Blue Apron Holdings Inc. signage is displayed during the company's initial public offering (IPO) on the floor of the New York Stock Exchange (NYSE) in New York, U.S., on Thursday, June 29, 2017. Meal-kit delivery company Blue Apron Holdings Inc. climbed in its trading debut after slashing the price of its initial public offering. Photographer: Michael Nagle/Bloomberg via Getty Images
Michael Nagle — Bloomberg via Getty Images

Unicorns aren’t real, and neither are some valuations.

By Bloomberg
August 2, 2017

Unicorns aren’t real, and neither are the valuations ascribed to many of the startups that say they’re worth $1 billion or more.

About half of private companies with valuations exceeding $1 billion, known as unicorns, wouldn’t have earned the mythical title without the use of complex stock mechanics, according to a study by business professors at the University of British Columbia and Stanford University.

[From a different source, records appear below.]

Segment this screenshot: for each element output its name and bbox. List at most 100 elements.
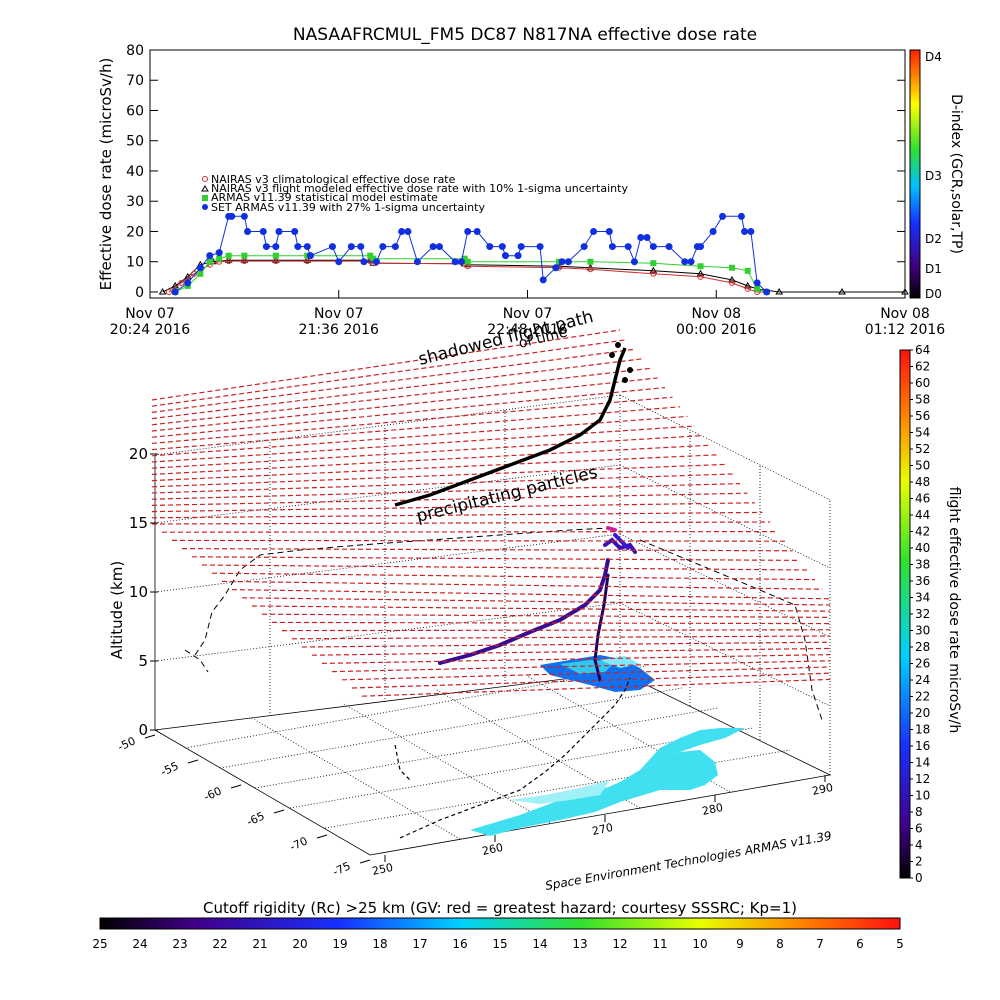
data-point [197,270,204,277]
data-point [328,243,336,251]
series-line [168,260,767,293]
dose-tick-label: 32 [915,607,930,621]
rigidity-tick-label: 13 [572,937,587,951]
series-line [174,215,767,293]
data-point [608,243,616,251]
particle-sheet-line [151,396,673,444]
data-point [225,252,232,259]
data-point [272,252,279,259]
rigidity-tick-label: 25 [92,937,107,951]
dose-tick-label: 44 [915,508,930,522]
data-point [743,281,752,289]
y-tick-label: 30 [126,194,144,210]
data-point [539,276,547,284]
data-point [696,269,705,277]
floor-gridline [219,687,683,769]
d-index-colorbar [909,49,921,299]
data-point [184,279,192,287]
y-tick-label: 80 [126,43,144,59]
dose-tick-label: 6 [915,822,923,836]
dose-tick-label: 0 [915,871,923,885]
lat-tick [316,834,328,839]
floor-gridline [249,716,461,840]
latitude-axis: -50 -55 -60 -65 -70 -75 [116,734,371,879]
data-point [240,212,248,220]
right-wall-projection [639,539,823,721]
rigidity-tick-label: 21 [252,937,267,951]
data-point [580,243,588,251]
rigidity-tick-label: 19 [332,937,347,951]
particle-sheet-line [361,678,831,697]
data-point [838,287,846,295]
y-tick-label: 50 [126,134,144,150]
flight-track-segment [606,526,617,532]
rigidity-tick-label: 7 [816,937,824,951]
dose-tick-label: 34 [915,591,930,605]
particle-sheet-line [171,539,786,542]
legend-marker-nairas-clim [202,176,208,182]
data-point [272,243,280,251]
rigidity-tick-label: 10 [692,937,707,951]
data-point [587,266,594,273]
wall-gridline [619,533,831,638]
dose-tick-label: 24 [915,673,930,687]
lon-tick-label: 270 [591,821,614,838]
left-wall-projection [194,527,611,656]
legend-label-armas-model: ARMAS v11.39 statistical model estimate [211,191,438,204]
data-point [517,243,525,251]
data-point [747,227,755,235]
data-point [360,258,368,266]
dose-tick-label: 40 [915,541,930,555]
lat-tick [144,734,156,739]
particle-sheet-line [231,589,831,600]
dose-colorbar-labels: 0246810121416182022242628303234363840424… [910,343,930,885]
data-point [303,243,311,251]
legend-label-nairas-flight: NAIRAS v3 flight modeled effective dose … [211,182,628,195]
legend-marker-armas-model [202,195,208,201]
top-y-axis-label: Effective dose rate (microSv/h) [97,58,115,291]
data-point [171,288,179,296]
longitude-axis: 250 260 270 280 290 [371,775,834,878]
rigidity-region [470,750,718,836]
flight-path-marker [627,367,633,373]
data-point [206,252,214,260]
data-point [306,252,314,260]
data-point [590,227,598,235]
data-point [357,243,365,251]
particle-sheet-line [151,463,726,488]
particle-sheet-line [151,339,628,407]
particle-sheet-line [261,613,831,619]
dose-tick-label: 46 [915,492,930,506]
data-point [241,252,248,259]
particle-sheet-line [151,406,681,451]
dose-tick-label: 10 [915,789,930,803]
data-point [605,227,613,235]
particle-sheet-line [311,647,831,656]
d-index-label-d1: D1 [925,262,942,276]
dose-tick-label: 36 [915,574,930,588]
dose-tick-label: 60 [915,376,930,390]
dose-tick-label: 58 [915,393,930,407]
lon-tick-label: 280 [701,801,724,818]
x-tick-time: 20:24 2016 [110,322,191,338]
data-point [649,266,658,274]
data-point [587,258,594,265]
rigidity-tick-label: 17 [412,937,427,951]
legend-marker-nairas-flight [201,185,209,192]
data-point [240,256,249,263]
particle-sheet-line [151,387,666,438]
flight-track-segment [613,533,630,550]
d-index-title: D-index (GCR,solar,TP) [948,94,964,254]
top-legend: NAIRAS v3 climatological effective dose … [201,173,628,214]
data-point [165,288,172,295]
dose-tick-label: 28 [915,640,930,654]
rigidity-tick-label: 8 [776,937,784,951]
floor-projection [394,677,631,839]
dose-colorbar-title: flight effective dose rate microSv/h [946,487,962,733]
particle-sheet-line [201,564,808,571]
data-point [259,227,267,235]
dose-tick-label: 8 [915,805,923,819]
dose-tick-label: 62 [915,360,930,374]
particle-sheet-line [161,530,778,533]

The tools used to negotiate a higher share price with investors often come at the expense of employees and early shareholders, sometimes drastically reducing the actual value of their stock.

The chasm between public and private valuations is a topic of increasing prominence following several disappointing listings. Among them is Blue Apron Holdings Inc., which is trading well below the price venture capitalists paid in the last fundraising round.

An often-overlooked explanation for the divide is buried in investor contracts. Blue Apron, which delivers meal kits to customers, gave stock preferences to Fidelity Investments and other backers in 2015 in exchange for a $2 billion valuation. The shares included a provision to receive additional equity if an initial public offering is set below a target price. Investors took advantage of the mechanism after Blue Apron’s mediocre IPO.

The use of special investor protections has soared in recent years as startups chase dreams of becoming a unicorn. A lofty valuation can build credibility and help recruit talent in a tight labor market. But it has also complicated the already-opaque process of valuing a private business.

One provision frequently afforded to investors is called a liquidation preference. It guarantees a minimum payout in the event of an acquisition or other exit. The study found that it can exaggerate a company’s valuation by as much as 94 percent. Researchers pointed to AppNexus, a digital advertising startup. The company sold shares with a liquidation preference that guaranteed new backers at least double the amount they put in if AppNexus is acquired.

Another common tool is known as a ratchet. This is what came back to bite Blue Apron after its IPO. Payments provider Square Inc. faced a similar issue when it went public. Oscar Insurance Corp. and Pivotal Software Inc. have also doled out ratchets to shareholders. Ratchets can inflate a startup’s value by 56 percent or more, the study said.

The study looked at 116 unicorns founded after 1994, with average valuations of $2.7 billion. Researchers found that 11 percent of companies, including HomeAway and SolarCity, used preferential stock to boost their valuations to more than twice what they would be worth using the study’s fair value estimates. “Our results suggest that more attention should be paid to the contractual terms between investors and companies,” the report said.

But not every startup is grossly overvalued. For example, researchers found Uber Technologies Inc. has only one instance of a liquidation preference. The study said Uber’s valuation of $69 billion is only 12 percent higher than the fair value approximation. Even at the lower estimate, Uber would still be the world’s most valuable tech startup.

Eschewing these financial instruments doesn’t guarantee favorable performance on public markets, though. Snap Inc. was careful to minimize the use of special protections for its VC backers. Since going public in March, the social media company’s shares have dropped 23 percent below the IPO price.